Der Mythos von der wirkungslosen Spende
Es ist ein für uns bequemer und für die Opfer tödlicher Mythos, dass Spenden generell nichts bewirken. Selbst wenn es so wäre, dass die Hilfeleistungen unserer Gesellschaft insgesamt einen neutralen Effekt hätten, wäre eine pauschale Kritik ungerechtfertigt: Ein neutraler Gesamteffekt kommt statistisch so zustande, dass manche Hilfsprojekte positiv, viele neutral und manche negativ sind. Es geht also darum, mithilfe relevanter Studien die positiven Hilfsprojekte zu identifizieren und diese zu skalieren.
Gesundheitsökonomische Studien zeigen, dass die Verteilung von Anti-Malaria-Bettnetzen einen effektiven Schutz bietet. Ein Bettnetz kostet nur fünf Euro und schützt zwei Menschen. Wer 50.000 Euro spendet, kann also 20.000 Menschen vor Malaria schützen - das sind mehrere Dörfer!
Entscheiden wir uns jedoch gegen die Spende, dann entscheiden wir uns faktisch dafür, diese Menschen den Malariamücken auszuliefern.
50.000 Euro - das ist viel Geld. Doch die meisten von uns können im Lauf ihres Berufslebens locker 50.000 Euro spenden. Mit 2000 Euro pro Jahr sind wir gut dabei.
Eine andere Welt durch Spenden
Wer an der Effektivität von Hilfswerken zweifelt, kann und soll an politische Organisationen spenden. Gerade bei denjenigen NGOs und Parteien, die sich stark für globale Gerechtigkeit interessieren, ist das Geld immer ein Flaschenhals. Doch viele ihrer Mitglieder könnten locker zehnmal mehr spenden. Man stelle sich vor: Progressive Parteien mit zehnfach erhöhten Budgets. Das wäre ein politischer Game Changer.

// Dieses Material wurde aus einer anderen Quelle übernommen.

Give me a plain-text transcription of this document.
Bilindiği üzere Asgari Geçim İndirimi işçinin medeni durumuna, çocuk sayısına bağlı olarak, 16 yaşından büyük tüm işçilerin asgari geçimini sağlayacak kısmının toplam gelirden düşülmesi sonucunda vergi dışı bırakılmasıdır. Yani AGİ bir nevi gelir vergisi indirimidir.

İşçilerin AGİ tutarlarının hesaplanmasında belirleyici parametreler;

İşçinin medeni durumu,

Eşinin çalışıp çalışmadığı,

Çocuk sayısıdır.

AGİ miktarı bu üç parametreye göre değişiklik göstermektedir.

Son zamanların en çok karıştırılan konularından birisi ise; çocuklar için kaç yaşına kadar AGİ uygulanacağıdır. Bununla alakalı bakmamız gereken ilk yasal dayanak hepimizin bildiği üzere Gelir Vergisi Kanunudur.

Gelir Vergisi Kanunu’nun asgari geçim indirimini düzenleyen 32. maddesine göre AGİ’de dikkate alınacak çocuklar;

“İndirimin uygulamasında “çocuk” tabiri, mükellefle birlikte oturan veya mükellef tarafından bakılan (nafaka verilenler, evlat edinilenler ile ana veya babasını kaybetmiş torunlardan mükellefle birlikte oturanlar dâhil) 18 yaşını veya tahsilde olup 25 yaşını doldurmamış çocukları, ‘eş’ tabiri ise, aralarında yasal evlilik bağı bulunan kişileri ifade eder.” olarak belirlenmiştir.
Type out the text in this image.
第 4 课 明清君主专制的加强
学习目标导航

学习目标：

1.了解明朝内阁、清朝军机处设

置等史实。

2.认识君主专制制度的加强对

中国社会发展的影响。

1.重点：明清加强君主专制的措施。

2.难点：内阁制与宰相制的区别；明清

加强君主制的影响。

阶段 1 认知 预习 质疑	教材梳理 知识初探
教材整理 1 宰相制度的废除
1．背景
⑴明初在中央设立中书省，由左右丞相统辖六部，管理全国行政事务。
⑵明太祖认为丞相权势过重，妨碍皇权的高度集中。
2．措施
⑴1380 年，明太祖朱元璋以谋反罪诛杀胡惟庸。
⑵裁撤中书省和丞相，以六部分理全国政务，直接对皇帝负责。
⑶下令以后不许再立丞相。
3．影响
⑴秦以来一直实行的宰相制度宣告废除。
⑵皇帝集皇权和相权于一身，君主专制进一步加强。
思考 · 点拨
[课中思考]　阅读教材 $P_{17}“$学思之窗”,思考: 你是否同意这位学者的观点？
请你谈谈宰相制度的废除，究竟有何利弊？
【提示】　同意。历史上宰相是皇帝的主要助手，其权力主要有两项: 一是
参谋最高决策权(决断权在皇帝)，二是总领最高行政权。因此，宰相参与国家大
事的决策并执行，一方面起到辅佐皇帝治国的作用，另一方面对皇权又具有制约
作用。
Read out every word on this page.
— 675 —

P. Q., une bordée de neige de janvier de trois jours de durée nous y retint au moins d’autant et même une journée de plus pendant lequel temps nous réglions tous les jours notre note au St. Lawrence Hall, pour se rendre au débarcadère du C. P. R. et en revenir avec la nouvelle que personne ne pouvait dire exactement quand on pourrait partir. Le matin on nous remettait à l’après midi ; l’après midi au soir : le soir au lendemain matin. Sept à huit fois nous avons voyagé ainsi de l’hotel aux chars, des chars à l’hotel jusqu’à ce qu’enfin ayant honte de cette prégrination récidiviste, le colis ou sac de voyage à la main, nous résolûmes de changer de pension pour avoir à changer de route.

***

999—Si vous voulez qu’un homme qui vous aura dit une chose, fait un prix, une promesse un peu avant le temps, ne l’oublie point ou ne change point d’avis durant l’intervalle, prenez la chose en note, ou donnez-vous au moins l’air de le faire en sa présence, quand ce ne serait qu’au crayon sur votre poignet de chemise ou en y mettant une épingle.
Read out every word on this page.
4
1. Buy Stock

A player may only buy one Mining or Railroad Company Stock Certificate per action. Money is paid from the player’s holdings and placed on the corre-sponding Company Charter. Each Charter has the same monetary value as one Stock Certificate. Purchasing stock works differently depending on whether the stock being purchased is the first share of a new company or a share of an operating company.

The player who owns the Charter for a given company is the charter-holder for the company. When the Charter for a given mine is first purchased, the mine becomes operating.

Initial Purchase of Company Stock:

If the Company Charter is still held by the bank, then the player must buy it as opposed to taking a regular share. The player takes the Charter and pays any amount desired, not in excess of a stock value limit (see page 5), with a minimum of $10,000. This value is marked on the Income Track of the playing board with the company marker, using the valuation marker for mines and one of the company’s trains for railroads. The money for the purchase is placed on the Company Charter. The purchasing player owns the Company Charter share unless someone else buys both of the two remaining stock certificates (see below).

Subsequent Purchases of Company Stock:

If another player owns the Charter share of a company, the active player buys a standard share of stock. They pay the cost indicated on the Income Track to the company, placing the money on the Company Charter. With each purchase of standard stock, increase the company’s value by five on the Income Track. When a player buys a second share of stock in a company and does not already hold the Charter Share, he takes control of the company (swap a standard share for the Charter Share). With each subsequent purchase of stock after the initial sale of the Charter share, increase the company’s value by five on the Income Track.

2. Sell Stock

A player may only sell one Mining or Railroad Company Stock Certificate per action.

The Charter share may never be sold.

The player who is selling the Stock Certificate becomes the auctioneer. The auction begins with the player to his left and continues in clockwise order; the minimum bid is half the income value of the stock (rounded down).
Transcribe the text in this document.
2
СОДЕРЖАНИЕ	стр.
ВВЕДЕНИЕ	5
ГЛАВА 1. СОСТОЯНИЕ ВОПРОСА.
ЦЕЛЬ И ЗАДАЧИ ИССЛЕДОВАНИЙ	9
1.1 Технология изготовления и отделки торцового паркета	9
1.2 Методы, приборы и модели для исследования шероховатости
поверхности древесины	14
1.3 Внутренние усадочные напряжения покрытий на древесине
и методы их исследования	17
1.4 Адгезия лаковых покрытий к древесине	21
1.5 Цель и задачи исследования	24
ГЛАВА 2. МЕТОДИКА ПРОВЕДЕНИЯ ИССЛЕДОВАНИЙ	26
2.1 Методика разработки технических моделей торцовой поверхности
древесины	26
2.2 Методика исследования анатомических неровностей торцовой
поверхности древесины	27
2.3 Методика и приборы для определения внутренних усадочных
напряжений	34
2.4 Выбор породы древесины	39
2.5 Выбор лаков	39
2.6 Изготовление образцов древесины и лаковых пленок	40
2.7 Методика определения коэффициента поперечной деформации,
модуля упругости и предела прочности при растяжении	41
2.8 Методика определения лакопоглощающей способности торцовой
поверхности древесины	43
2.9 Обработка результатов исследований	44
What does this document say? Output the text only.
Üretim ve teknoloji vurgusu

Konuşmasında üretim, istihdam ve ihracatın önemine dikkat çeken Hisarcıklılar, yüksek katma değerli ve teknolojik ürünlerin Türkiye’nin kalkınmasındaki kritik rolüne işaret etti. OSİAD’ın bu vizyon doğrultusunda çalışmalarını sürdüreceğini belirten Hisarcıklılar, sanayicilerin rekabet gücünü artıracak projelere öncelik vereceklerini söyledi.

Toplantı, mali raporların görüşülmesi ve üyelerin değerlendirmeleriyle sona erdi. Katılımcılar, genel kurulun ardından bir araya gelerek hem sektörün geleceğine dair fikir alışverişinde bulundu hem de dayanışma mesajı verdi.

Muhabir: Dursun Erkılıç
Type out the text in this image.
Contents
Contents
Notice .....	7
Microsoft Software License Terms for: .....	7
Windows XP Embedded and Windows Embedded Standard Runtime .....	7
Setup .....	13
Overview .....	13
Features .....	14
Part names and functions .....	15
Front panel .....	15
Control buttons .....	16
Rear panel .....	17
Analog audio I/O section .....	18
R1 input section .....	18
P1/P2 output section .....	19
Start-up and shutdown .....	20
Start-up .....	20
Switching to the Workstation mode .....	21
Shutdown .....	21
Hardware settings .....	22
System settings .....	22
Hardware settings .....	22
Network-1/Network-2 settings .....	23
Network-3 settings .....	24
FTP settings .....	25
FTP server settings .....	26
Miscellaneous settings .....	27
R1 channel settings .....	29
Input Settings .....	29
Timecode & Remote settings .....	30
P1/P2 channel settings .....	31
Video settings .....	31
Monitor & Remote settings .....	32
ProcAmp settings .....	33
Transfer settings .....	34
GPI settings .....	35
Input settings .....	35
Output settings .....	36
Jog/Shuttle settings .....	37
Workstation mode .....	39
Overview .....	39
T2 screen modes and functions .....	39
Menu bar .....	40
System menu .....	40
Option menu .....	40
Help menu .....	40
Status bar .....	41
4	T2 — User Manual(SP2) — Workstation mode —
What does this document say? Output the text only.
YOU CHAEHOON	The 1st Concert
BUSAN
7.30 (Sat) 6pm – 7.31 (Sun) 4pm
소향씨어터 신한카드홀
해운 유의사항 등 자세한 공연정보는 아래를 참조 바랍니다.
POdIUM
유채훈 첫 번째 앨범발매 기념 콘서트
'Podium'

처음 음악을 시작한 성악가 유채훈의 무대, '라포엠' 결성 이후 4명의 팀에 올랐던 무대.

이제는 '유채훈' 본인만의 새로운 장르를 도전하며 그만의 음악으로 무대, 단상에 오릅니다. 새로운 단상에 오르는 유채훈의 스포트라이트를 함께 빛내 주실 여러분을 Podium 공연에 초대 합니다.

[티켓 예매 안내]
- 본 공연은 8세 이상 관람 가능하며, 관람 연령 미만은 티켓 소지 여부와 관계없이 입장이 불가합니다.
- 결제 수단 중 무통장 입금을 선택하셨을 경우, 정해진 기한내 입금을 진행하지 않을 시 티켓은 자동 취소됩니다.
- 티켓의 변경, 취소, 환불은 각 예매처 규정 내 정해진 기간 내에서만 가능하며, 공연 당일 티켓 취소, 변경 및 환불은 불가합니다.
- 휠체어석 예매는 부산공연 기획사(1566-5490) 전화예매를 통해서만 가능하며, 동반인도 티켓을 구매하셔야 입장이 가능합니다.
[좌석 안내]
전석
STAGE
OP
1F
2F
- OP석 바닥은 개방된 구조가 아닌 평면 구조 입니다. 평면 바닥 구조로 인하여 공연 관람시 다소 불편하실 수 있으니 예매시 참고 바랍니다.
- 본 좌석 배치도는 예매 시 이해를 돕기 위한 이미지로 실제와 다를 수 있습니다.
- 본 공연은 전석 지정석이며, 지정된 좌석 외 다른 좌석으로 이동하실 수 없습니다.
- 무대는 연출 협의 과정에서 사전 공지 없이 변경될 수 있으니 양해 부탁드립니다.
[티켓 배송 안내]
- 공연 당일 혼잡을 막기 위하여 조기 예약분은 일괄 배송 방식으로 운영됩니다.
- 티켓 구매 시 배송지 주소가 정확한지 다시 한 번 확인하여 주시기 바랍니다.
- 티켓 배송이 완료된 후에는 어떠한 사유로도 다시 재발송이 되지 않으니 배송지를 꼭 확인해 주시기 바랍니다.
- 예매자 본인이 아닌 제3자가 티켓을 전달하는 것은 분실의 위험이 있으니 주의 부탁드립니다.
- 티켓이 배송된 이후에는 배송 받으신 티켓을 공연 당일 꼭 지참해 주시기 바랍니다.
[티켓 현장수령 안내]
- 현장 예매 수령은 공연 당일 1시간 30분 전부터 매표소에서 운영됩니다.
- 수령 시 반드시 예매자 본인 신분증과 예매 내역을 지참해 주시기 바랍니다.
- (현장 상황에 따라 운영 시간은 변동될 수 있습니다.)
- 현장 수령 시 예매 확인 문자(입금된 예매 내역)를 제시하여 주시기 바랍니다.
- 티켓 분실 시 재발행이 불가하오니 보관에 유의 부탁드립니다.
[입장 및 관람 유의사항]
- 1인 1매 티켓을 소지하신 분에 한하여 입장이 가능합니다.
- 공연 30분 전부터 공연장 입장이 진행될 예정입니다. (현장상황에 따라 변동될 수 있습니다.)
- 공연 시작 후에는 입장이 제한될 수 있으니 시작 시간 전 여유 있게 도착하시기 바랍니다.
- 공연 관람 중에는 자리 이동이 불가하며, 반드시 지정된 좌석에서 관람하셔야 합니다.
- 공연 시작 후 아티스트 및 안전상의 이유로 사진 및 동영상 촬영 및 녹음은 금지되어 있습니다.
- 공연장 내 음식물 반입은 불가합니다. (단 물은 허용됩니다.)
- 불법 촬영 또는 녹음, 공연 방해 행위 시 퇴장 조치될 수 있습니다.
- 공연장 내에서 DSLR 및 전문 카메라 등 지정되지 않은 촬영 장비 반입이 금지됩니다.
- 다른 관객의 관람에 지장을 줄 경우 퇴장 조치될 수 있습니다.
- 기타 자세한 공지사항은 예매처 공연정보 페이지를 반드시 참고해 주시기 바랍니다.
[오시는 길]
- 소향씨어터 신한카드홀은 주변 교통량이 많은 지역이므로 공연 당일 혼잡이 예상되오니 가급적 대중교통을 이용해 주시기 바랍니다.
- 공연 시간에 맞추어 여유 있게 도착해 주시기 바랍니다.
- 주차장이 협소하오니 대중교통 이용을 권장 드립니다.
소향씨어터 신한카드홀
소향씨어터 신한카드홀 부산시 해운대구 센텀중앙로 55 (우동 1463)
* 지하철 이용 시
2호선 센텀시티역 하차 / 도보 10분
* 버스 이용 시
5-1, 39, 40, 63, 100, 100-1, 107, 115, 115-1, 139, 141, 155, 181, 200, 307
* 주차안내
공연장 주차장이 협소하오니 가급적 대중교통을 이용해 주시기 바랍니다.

Auch Kapitalismuskritik liefert keinen Einwand gegen die Spendenidee. Denn auch in einem kapitalistischen System gibt es viele Berufe, die kaum Schäden erzeugen und gutes Geld abwerfen, das man spenden kann - zum Beispiel an kapitalismuskritische Organisationen, wenn man ihre Strategie überzeugend findet.
So oder so: Die meisten Bewohner reicher Länder könnten viel mehr spenden - nämlich etwa zehn Prozent, statt des aktuell üblichen einen Prozents. Wäre der Topf, der uns zur Weltverbesserung zur Verfügung steht, zehnmal größer - die Welt sähe anders aus. Nicht zuletzt wären auch die Spenderinnen und Spender selbst glücklicher: Der beste Weg, sich Glück zu kaufen, besteht darin, das Geld zu verschenken.